Does he ham it up this much in his regular episodes, or only when he's impersonating his mirror counterpart? He's actively off-putting. He'll throw in distracting pauses, especially when purring in that rich, deep voice of his. It's the kind of line delivery that could superficially be described as Shatneresque, except that Shatner completely filled his ripe performance, whereas Avery's is empty.
Sometimes he's acceptable. At other times, he's annoying and makes it harder to concentrate on what's going on. Above all, though, check out what should have been the episode's high point, his scenes with his ex-wife. These should have been mesmerising, but they're not. They're almost worthless. They're a void where the episode's heart should have been. Brooks's mannered performance in their big scene only convinced me that he was a human being about 20% of the time, although there's nothing special about Felecia M. Bell's performance either.
Sisko in that scene should have been a tornado of emotion, but Brooks is flat.
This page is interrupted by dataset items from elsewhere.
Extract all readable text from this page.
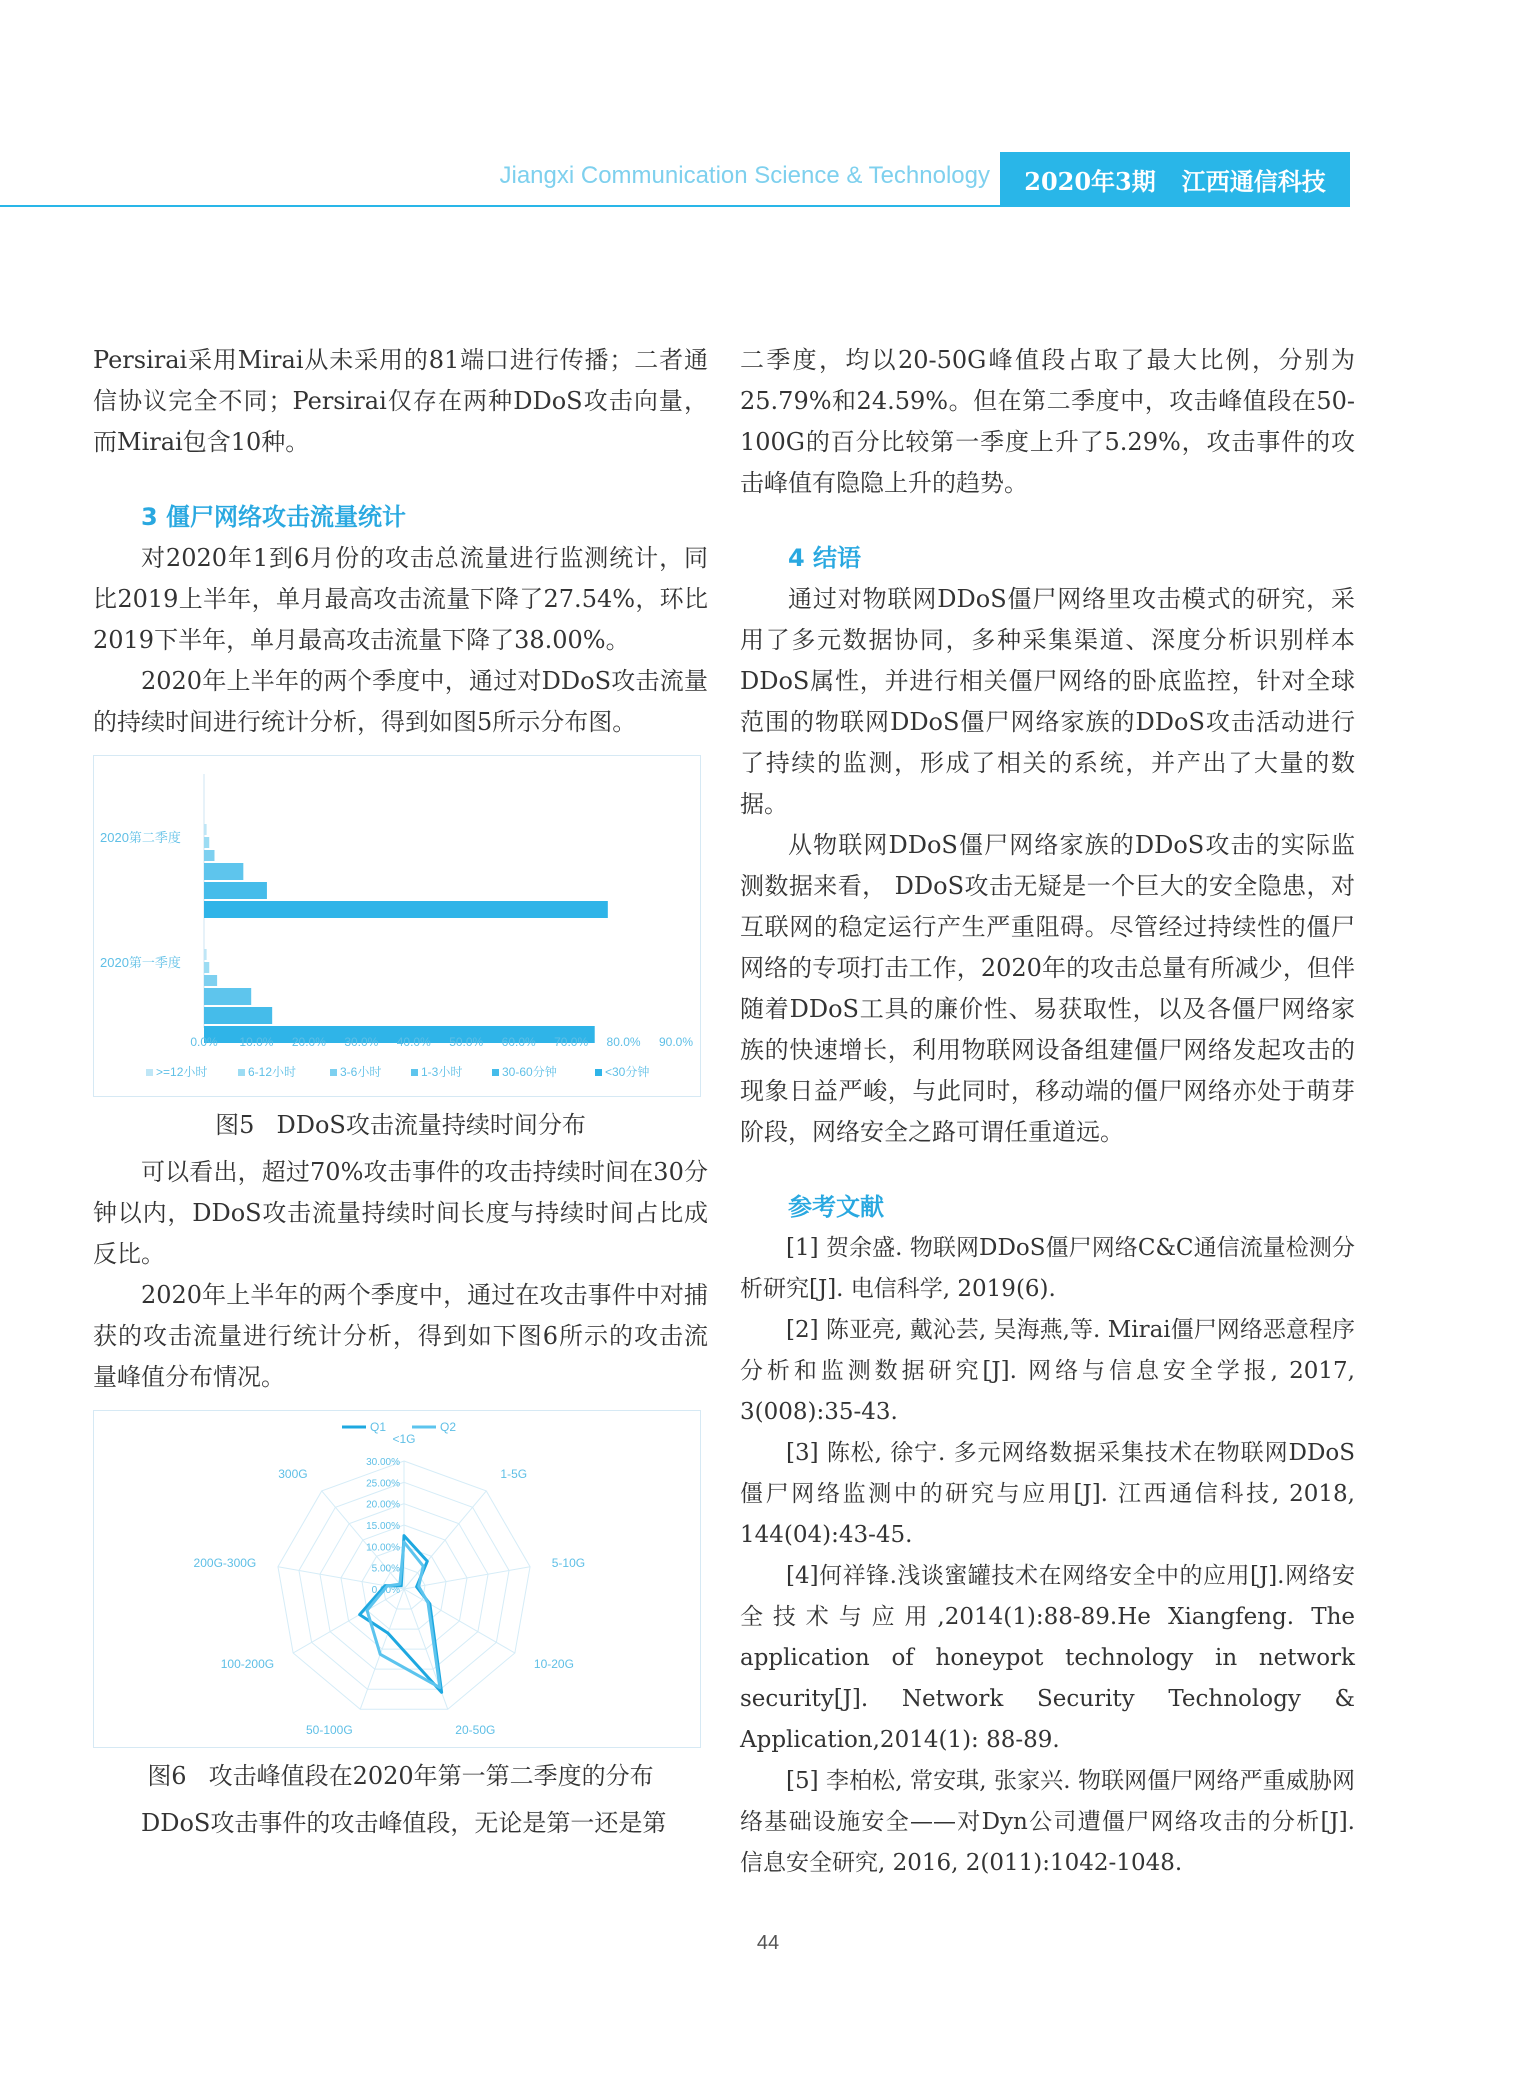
Jiangxi Communication Science & Technology 2020年3期 江西通信科技

Persirai采用Mirai从未采用的81端口进行传播；二者通信协议完全不同；Persirai仅存在两种DDoS攻击向量，而Mirai包含10种。

3 僵尸网络攻击流量统计

对2020年1到6月份的攻击总流量进行监测统计，同比2019上半年，单月最高攻击流量下降了27.54%，环比2019下半年，单月最高攻击流量下降了38.00%。

2020年上半年的两个季度中，通过对DDoS攻击流量的持续时间进行统计分析，得到如图5所示分布图。

2020第二季度
2020第一季度
0.0% 10.0% 20.0% 30.0% 40.0% 50.0% 60.0% 70.0% 80.0% 90.0%
>=12小时	6-12小时	3-6小时	1-3小时	30-60分钟	<30分钟
图5 DDoS攻击流量持续时间分布

可以看出，超过70%攻击事件的攻击持续时间在30分钟以内，DDoS攻击流量持续时间长度与持续时间占比成反比。

2020年上半年的两个季度中，通过在攻击事件中对捕获的攻击流量进行统计分析，得到如下图6所示的攻击流量峰值分布情况。

0.00%
5.00%
10.00%
15.00%
20.00%
25.00%
30.00%
<1G
1-5G
5-10G
10-20G
20-50G
50-100G
100-200G
200G-300G
300G
Q1	Q2
图6 攻击峰值段在2020年第一第二季度的分布

DDoS攻击事件的攻击峰值段，无论是第一还是第

二季度，均以20-50G峰值段占取了最大比例，分别为25.79%和24.59%。但在第二季度中，攻击峰值段在50-100G的百分比较第一季度上升了5.29%，攻击事件的攻击峰值有隐隐上升的趋势。

4 结语

通过对物联网DDoS僵尸网络里攻击模式的研究，采用了多元数据协同，多种采集渠道、深度分析识别样本DDoS属性，并进行相关僵尸网络的卧底监控，针对全球范围的物联网DDoS僵尸网络家族的DDoS攻击活动进行了持续的监测，形成了相关的系统，并产出了大量的数据。

从物联网DDoS僵尸网络家族的DDoS攻击的实际监测数据来看， DDoS攻击无疑是一个巨大的安全隐患，对互联网的稳定运行产生严重阻碍。尽管经过持续性的僵尸网络的专项打击工作，2020年的攻击总量有所减少，但伴随着DDoS工具的廉价性、易获取性，以及各僵尸网络家族的快速增长，利用物联网设备组建僵尸网络发起攻击的现象日益严峻，与此同时，移动端的僵尸网络亦处于萌芽阶段，网络安全之路可谓任重道远。

参考文献

[1] 贺余盛. 物联网DDoS僵尸网络C&C通信流量检测分析研究[J]. 电信科学, 2019(6).

[2] 陈亚亮, 戴沁芸, 吴海燕,等. Mirai僵尸网络恶意程序分析和监测数据研究[J]. 网络与信息安全学报, 2017, 3(008):35-43.

[3] 陈松, 徐宁. 多元网络数据采集技术在物联网DDoS僵尸网络监测中的研究与应用[J]. 江西通信科技, 2018, 144(04):43-45.

[4]何祥锋.浅谈蜜罐技术在网络安全中的应用[J].网络安全技术与应用,2014(1):88-89.He Xiangfeng. The application of honeypot technology in network security[J]. Network Security Technology & Application,2014(1): 88-89.

[5] 李柏松, 常安琪, 张家兴. 物联网僵尸网络严重威胁网络基础设施安全——对Dyn公司遭僵尸网络攻击的分析[J]. 信息安全研究, 2016, 2(011):1042-1048.

44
He's not giving us the tensions and emotions that his character couldn't not be feeling.
That said, though, the scene's also being undermined by the plot logic. Why doesn't Ben Sisko just tell Jennifer that he's his own alt-universe counterpart? (It can't be because he's worried about her not believing him, because everyone and his dog knew all about mirror universes in Crossover. Besides, Jennifer's such an amazing scientist that she's the only person in the galaxy who can finish building a nearly complete sensor device. The Alliance has no one else who knows science, or can even read notes.) The answer to this question is, of course, because the script's tying itself in knots trying to set up Jennifer Sisko realising for herself at the end that this isn't her Ben. Nice moment, shame about the bad logic that led to it. There's also the more obvious question of why Sisko didn't point out that the Resistance are planning to try to assassinate Jennifer if his mission fails. I'm sure this news wouldn't have surprised her, but it seems at least basic courtesy to pass on that kind of information.
I also didn't buy Intendant Kira not having Smiley executed. That's what she'd been going to do at the end of Crossover, when he escaped. (Anti-reason for this: the showrunners are trying to avoid the mistake they made last time, i.e. killing too many regulars.)
That said, though, I'm fine with O'Brien's magic cylinder-waving seeming to violate Crossover's claim that they'd made it impossible to use transporters to jump between universes. Firstly, he's O'Brien and hence clever. Secondly, I hadn't believed the claim in Crossover in the first place.
I have big problems with this episode, but in some ways it's superb. I'd be a huge Star Trek fan if its storylines always had this much punch. It's just that the episode also has crippling flaws, not to mention logic defects and other such niggles. Notice the black Americans saying to each other, "The way I see it, freedom is a whole lot better than slavery." Mmmm, subtle. Better performances could have made that less sledgehammer-like, but it's also showing how far these mirror universe episodes have travelled from their subversive evil starting point.
It's still great in important ways, though. Broken and frustrating, but nonetheless great.